Modern Love Hyderabad is set in Hyderabad and is based on the American television series Modern Love which itself is based on the weekly column of the same name published by The New York Times. The series premiered on 8 July 2022 on Amazon Prime Video to positive reviews from critics.

== Cast ==

| My Unlikely Pandemic Dream Partner | Fuzzy, Purple, and Full of Thorns | Why Did She Leave Me There? |
|---|---|---|
| Nithya Menen as Noori Hussain; Revathi as Meharunnisa, Noori's mother; Krishna Teja as Prakash, neighbour of Noori; Mayank Parak as Hussain, auto driver; Pradeep Rudra as Vinay, Noori's colleague; | Aadhi Pinisetty as Dr. Uday; Ritu Varma as Renuka "Renu"; C. V. L. Narasimha Rao as Renuka's father; Geetha Daasyam as Renuka's mother; Sree. M. Nivaas as Uday's father; Tripura. K as Uday's mother; Zainab Ali Sajjad as Naznim, Renuka's best friend; Tejaswini Bhattaru as Preeti, Rahul's wife; Renuka's ex-boyfriend; | Suhasini Maniratnam as Gangamma; Naresh Agastya as Rohan Durvraj 'RD'/'Rohan' AKA Ramulu.; |
| What Clown Wrote This Script? | About That Rustle in the Bushes | Finding Your Penguin |
| Abijeet Duddala as Ashwin; Malvika Nair as Vandana Bharadwaj 'Vinnie'; Sanjay Swaroop as Vinnie's father; Pramodini as Vinnie's mother; Bindu Chandramouli as Sakshi; Harshini Koduru as Simran; Silpa Chakravarthy as Model; Seeram Ramachandra Murty ( Maddy ) as Rohit; | Naresh as K. Sreedhar; Ulka Gupta as Sneha; Anirudh Pavithran as Jai, Sneha's love interest; Divyavani as Jyothika, Sreedhar's wife; Kruthika Roy Theresa as Raashi, Sneha's colleague; Eashaan Gandakam as Balu, a tech enthusiast who helps Sreeder spy on Sneha; | Komalee Prasad as Indu; Rag Mayur as Tarun, Indu's one-side lover; Priyanka Kolluru as Subha, Indu's best friend; Pawani Karanam as Ayesha; Bhavana Sagi as Srilekha; Karthikesh as Karn; Santhosh Balakrishna as Vivek, Indu's ex-lover; Srinivas Bogireddy as Narasimha, Indu's father; Ankith Koyya as Aadi (cameo appearance); |

== Episodes ==
The first season of the series has six episodes.
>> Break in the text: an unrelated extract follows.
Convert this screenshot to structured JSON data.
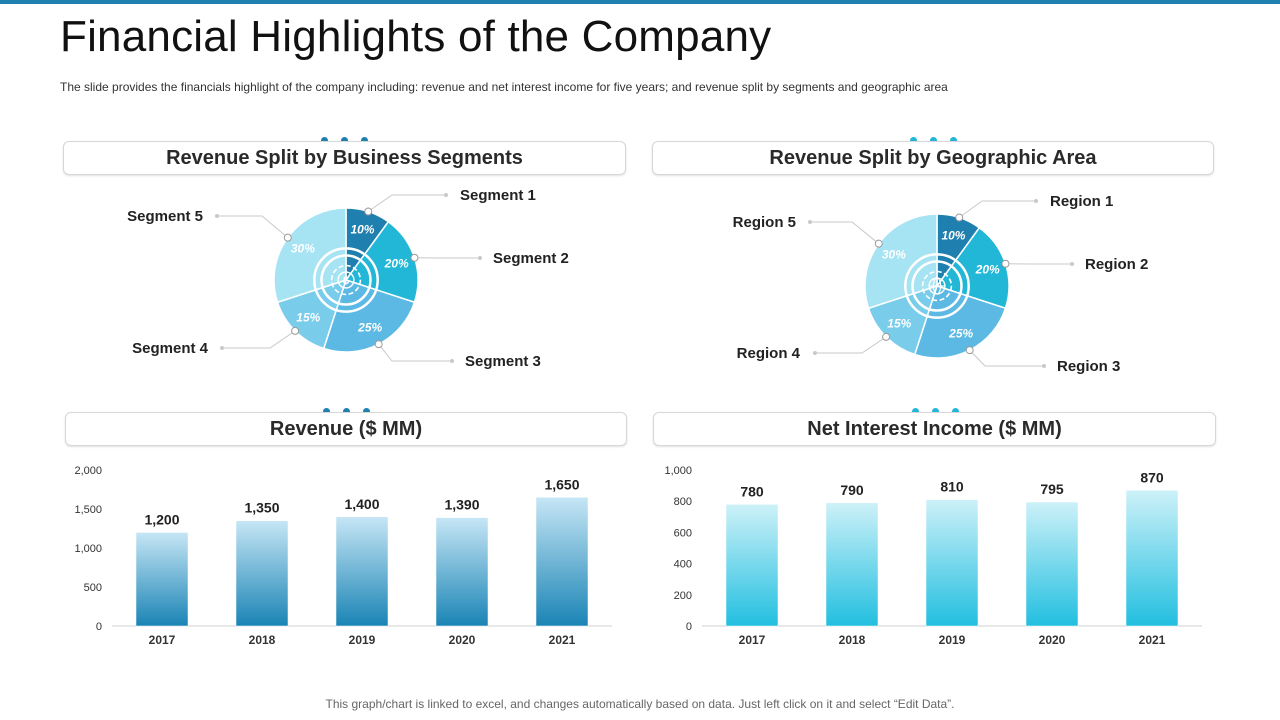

| Series | Episodes |  | Originally released |  |
|---|---|---|---|---|
| 1 | 6 |  | 8 July 2022 |  |

| No. | Title | Directed by | Written by | Original release date |
|---|---|---|---|---|
| 1 | "My Unlikely Pandemic Dream Partner" | Nagesh Kukunoor | Unknown | 8 July 2022 |
| 2 | "Fuzzy, Purple, and Full of Thorns" | Nagesh Kukunoor | Unknown | 8 July 2022 |
| 3 | "Why Did She Leave Me There?" | Nagesh Kukunoor | Unknown | 8 July 2022 |
| 4 | "What Clown Wrote This Script?" | Uday Gurrala | Unknown | 8 July 2022 |
| 5 | "About That Rustle in the Bushes" | Devika Bahudhanam | Unknown | 8 July 2022 |
| 6 | "Finding Your Penguin" | Venkatesh Maha | Unknown | 8 July 2022 |

== Production ==
Modern Love Hyderabad was filmed between September and November 2021. Speaking to The Hindu Elahe Hiptoola states that producing an anthology for a digital platform was not very different from producing a film. "Ultimately, it is like organising a baraat every day. No one will tell you that the food is good, but someone will complain namak kam tha (the salt was less). For cinema, my task begins with raising funds and ends with finding distributors. In this case, Prime Video gave me enough freedom and also gently reminded me of regulations when needed. For example, I did not know that we cannot shoot with kids beyond 7p.m. I had not followed such rules during the making of Rockford or Dhanak. This was a learning experience." Director Uday Gurrala told News18: "In my story titled ‘What Clown Wrote This!’, you will see universal themes but from a distinctly Telugu lens and that's what makes it so interesting. We’ve delved deep into the psyche of the Telugu man (and woman) to understand what makes today's generation tick".

== Release ==
The series was released on Amazon Prime Video on 8 July 2022.

== Reception ==
Janani K of India Today rated the series 2.5 out of 5 stars and wrote "The show aims to tug at our heartstrings, but settles for more melodrama". Saibal Chatterjee of NDTV rated the series 2.5 out of 5 stars and wrote "Revathy, outstanding as ever, conveys a range of emotions with mere glances and gestures. Nithya Menen is luminous".